それなのに、殺しを行うニピ族。明らかに異端であることは分かる。
そして、シークが驚いたのはもう一つ。剣でニピ族が舞をすることがある、ということだ。今までフォーリが剣で舞をしている所を見たことがない。だが、今の男はそれをするようである。それは、悪い予感しかもたらさない。
男がふわっと、浮くように前にやってきていた。考えるより先に体が動いていた。
キン、キン、キン、キン……シークは今、ひたすら防衛を強いられている。防衛しかできない。攻撃に転じる機会がない。相手は殺すつもりだ。フォーリ達と試合をした時とはまるで違う。あの時、彼らは手加減していたのだ。

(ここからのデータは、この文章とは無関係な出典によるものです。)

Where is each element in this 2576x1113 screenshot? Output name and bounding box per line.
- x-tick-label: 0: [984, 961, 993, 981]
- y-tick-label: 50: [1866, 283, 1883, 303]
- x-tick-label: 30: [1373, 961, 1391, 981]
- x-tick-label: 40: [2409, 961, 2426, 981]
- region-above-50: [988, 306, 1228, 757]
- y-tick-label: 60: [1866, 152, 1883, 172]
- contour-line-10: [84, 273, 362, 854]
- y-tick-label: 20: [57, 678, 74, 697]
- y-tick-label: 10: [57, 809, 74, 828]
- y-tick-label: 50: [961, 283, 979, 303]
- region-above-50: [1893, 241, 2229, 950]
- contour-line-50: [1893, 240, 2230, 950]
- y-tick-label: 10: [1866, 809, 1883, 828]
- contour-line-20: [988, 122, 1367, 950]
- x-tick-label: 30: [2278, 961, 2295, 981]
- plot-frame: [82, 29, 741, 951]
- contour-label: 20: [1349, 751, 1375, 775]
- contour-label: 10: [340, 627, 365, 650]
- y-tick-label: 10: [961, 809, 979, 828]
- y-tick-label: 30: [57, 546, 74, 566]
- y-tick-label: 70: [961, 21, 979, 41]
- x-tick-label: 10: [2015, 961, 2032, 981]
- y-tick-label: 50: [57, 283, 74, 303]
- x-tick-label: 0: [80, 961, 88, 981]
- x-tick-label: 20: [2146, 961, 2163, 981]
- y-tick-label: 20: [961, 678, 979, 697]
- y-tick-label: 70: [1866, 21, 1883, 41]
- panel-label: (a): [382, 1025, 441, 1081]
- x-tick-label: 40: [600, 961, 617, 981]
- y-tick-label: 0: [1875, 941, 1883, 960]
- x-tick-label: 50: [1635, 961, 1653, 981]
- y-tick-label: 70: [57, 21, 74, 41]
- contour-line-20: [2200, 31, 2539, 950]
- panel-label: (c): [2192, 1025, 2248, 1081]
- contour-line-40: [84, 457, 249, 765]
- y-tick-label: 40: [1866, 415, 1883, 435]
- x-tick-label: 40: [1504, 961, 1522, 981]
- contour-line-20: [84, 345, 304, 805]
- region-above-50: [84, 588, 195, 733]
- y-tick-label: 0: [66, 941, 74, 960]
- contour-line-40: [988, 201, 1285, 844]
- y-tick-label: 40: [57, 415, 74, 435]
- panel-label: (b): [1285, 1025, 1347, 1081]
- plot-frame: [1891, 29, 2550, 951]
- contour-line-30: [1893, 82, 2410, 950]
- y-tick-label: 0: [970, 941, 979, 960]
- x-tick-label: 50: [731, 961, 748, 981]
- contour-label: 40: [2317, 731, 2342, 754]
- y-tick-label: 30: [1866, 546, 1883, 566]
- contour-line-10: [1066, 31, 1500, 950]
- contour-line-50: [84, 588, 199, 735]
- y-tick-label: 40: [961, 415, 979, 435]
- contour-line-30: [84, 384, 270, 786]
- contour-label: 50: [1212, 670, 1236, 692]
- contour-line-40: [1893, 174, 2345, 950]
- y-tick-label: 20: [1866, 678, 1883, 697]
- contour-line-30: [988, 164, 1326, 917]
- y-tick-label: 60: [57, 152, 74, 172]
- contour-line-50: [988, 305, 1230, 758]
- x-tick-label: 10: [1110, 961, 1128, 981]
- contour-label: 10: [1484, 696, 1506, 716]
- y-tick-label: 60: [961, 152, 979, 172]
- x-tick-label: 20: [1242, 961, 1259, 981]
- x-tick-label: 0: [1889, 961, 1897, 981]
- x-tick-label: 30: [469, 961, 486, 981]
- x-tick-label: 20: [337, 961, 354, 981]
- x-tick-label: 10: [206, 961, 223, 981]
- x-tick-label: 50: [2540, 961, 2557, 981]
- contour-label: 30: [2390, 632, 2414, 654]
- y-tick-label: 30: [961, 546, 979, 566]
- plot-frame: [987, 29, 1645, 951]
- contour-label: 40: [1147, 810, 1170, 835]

くるくると剣舞を舞うように、だが、確実に急所を狙ってくる動き。一歩でも、一つでも動きを間違えれば、それが命取りになる。
周りで見ている者達は動いてこなかった。動けないのだ。まるで、二人して剣舞でもしているかのように見える。だが、シークは今まで経験してきた中で、一番、死の危険を感じていた。これは死の舞だと思う。